Kyriacou V, Mavridou Ch, Bintoudi A, Tzikos F, Kotziamani N, Tsitouridis I
Radiology Department, Papageorgiou General Hospital; Thessaloniki, Greece -
Neuroradiol J. 2010 Oct;23(5):607-12. doi: 10.1177/197140091002300510. Epub 2010 Oct 31.

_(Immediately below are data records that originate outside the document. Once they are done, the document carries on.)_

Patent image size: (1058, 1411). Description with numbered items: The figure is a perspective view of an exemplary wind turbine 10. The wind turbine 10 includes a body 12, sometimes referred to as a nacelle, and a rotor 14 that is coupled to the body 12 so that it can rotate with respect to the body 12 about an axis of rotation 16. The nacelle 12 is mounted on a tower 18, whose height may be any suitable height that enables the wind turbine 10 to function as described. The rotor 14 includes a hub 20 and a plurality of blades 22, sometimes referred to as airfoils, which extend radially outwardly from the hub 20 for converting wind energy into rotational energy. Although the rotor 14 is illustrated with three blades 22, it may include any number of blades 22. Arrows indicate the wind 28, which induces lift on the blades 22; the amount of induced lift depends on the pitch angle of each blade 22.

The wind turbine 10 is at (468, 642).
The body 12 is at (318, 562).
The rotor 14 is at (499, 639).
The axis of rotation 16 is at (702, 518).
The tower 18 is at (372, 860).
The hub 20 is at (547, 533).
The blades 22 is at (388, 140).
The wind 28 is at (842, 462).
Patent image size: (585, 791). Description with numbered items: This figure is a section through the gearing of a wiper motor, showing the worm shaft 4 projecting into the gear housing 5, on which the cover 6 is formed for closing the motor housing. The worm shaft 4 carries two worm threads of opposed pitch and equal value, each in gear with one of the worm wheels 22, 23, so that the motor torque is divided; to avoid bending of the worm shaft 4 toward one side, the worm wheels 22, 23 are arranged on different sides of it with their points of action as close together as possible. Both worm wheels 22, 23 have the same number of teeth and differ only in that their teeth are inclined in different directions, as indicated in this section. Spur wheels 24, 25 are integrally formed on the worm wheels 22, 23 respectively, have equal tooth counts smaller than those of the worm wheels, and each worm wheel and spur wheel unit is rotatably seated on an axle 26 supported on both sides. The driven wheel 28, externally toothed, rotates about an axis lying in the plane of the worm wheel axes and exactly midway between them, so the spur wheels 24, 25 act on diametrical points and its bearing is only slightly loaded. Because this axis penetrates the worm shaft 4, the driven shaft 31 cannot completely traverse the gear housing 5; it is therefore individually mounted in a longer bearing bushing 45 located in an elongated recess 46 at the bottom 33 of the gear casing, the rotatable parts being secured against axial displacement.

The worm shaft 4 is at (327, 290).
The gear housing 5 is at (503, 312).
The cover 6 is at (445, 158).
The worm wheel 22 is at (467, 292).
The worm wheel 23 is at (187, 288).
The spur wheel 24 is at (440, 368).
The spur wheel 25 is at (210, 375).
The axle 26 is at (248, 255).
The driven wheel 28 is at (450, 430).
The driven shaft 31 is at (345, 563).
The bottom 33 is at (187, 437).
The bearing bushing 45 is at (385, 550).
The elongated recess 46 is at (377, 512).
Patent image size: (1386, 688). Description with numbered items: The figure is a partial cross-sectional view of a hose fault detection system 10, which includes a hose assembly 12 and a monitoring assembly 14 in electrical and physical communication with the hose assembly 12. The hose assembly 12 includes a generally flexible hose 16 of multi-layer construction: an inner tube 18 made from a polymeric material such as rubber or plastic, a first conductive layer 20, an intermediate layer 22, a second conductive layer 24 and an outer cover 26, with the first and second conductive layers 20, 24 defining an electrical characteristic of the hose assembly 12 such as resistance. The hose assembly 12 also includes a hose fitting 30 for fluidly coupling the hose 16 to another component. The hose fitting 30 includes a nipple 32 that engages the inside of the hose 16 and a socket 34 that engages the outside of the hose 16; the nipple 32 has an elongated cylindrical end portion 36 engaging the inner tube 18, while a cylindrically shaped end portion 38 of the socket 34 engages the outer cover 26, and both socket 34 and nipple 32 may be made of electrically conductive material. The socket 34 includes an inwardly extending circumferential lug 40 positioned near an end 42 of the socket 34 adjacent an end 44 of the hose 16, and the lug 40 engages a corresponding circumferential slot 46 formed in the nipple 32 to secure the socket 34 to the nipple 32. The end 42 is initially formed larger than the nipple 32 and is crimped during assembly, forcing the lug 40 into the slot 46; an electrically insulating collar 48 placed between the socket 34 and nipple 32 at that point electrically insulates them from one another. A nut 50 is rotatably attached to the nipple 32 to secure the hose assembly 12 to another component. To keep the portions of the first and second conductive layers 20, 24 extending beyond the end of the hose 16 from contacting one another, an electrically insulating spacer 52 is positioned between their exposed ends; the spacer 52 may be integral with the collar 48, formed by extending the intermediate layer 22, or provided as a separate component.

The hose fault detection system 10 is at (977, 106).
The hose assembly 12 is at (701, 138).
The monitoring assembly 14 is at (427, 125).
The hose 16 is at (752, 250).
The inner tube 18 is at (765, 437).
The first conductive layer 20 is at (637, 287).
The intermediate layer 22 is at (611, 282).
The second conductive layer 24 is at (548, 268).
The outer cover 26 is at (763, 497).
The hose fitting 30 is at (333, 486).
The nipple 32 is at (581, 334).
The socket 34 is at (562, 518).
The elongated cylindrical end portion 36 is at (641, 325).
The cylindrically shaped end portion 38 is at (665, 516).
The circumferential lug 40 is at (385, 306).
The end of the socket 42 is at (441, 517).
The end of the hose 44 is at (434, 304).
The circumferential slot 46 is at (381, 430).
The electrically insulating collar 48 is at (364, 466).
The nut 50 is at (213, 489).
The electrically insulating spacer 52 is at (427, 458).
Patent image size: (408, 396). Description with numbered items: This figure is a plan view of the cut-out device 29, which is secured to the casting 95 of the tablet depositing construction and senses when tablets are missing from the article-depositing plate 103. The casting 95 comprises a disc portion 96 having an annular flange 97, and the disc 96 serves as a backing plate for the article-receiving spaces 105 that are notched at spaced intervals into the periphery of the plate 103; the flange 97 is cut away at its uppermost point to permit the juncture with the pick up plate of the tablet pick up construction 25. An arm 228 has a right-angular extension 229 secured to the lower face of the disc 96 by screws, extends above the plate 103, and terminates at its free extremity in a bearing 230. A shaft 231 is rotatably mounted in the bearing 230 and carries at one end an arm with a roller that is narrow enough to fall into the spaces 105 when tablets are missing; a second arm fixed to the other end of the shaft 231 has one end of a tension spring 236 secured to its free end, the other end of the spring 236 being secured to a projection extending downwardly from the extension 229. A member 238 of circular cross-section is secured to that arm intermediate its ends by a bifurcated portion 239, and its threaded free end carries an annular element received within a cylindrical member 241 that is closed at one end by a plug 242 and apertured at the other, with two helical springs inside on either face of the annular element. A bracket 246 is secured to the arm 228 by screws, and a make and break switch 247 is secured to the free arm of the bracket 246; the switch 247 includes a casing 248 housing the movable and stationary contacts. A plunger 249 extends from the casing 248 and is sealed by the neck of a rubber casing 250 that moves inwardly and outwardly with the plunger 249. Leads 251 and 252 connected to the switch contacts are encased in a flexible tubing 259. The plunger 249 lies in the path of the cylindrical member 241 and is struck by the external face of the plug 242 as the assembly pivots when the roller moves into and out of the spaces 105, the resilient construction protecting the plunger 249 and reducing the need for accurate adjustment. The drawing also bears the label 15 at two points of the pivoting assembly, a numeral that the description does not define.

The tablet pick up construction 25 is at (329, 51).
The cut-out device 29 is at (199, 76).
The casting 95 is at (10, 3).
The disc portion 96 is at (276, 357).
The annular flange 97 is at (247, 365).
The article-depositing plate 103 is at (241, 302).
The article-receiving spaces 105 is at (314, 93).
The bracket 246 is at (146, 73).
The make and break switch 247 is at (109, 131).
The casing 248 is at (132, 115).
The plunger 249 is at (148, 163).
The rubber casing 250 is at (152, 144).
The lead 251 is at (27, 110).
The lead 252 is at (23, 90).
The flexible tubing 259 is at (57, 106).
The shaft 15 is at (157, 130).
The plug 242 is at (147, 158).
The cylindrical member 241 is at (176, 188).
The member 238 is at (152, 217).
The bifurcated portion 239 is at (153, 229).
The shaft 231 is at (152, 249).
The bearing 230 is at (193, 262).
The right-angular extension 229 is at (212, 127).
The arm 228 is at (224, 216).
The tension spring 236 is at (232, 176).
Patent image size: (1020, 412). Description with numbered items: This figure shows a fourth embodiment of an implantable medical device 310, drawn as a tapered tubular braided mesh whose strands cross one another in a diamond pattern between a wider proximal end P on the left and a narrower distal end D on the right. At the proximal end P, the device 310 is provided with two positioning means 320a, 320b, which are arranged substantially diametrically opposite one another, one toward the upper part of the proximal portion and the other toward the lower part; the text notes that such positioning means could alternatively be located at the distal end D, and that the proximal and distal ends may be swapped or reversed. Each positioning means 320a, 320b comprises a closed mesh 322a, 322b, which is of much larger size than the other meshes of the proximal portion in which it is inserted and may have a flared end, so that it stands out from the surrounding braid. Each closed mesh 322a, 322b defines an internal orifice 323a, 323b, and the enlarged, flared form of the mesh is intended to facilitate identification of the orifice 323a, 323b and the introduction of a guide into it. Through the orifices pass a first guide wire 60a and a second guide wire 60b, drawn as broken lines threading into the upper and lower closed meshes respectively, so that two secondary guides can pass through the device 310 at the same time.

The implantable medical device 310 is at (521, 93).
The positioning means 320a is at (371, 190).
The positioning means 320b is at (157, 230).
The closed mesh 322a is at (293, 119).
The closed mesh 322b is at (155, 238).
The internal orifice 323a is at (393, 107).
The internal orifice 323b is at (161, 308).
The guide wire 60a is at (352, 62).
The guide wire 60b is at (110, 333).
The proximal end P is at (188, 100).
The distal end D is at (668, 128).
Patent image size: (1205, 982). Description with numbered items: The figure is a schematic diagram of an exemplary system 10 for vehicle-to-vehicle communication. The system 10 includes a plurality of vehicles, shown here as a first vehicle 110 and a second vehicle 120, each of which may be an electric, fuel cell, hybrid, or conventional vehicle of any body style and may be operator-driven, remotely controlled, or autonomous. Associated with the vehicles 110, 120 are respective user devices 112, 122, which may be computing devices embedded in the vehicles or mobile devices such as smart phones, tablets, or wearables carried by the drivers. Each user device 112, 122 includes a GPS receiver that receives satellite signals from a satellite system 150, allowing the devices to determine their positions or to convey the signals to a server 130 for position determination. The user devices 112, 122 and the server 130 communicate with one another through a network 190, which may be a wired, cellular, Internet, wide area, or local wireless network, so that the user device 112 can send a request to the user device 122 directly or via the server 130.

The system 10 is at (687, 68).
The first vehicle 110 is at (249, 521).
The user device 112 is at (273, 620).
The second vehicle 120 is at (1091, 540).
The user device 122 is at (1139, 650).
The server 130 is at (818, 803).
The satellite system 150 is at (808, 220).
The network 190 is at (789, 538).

Magnetic resonance imaging (MRI) in patients with congenital growth hormone deficiency (GHD) has revealed several morphological abnormalities of the hypothalamo-pituitary region which include hypoplasia of the anterior pituitary lobe, the absence or marked thinning of the pituitary stalk and ectopia of the posterior pituitary lobe (EPP). This triad of abnormalities is called pituitary stalk interruption syndrome (PSIS). Our study reports the imaging findings of 23 patients with idiopathic GHD and short stature who were examined by MRI. The majority of the patients had abnormal MR studies with findings indicating the presence of the pituitary stalk syndrome. The high correlation between the clinical profile and the MR findings in cases of pituitary dysfunction (most often GHD), defines the significant role of MRI as additional tool for the diagnosis of pituitary hormone deficiency.
先天性生长激素缺乏症(GHD)患者的磁共振成像(MRI)显示下丘脑 - 垂体区域存在多种形态学异常,包括垂体前叶发育不全、垂体柄缺如或明显变细以及垂体后叶异位(EPP)。这一异常三联征被称为垂体柄中断综合征(PSIS)。我们的研究报告了23例特发性GHD和身材矮小患者经MRI检查的影像学结果。大多数患者的MR检查结果异常,提示存在垂体柄综合征。垂体功能障碍(最常见的是GHD)病例的临床特征与MR结果之间的高度相关性,确定了MRI作为诊断垂体激素缺乏的辅助工具的重要作用。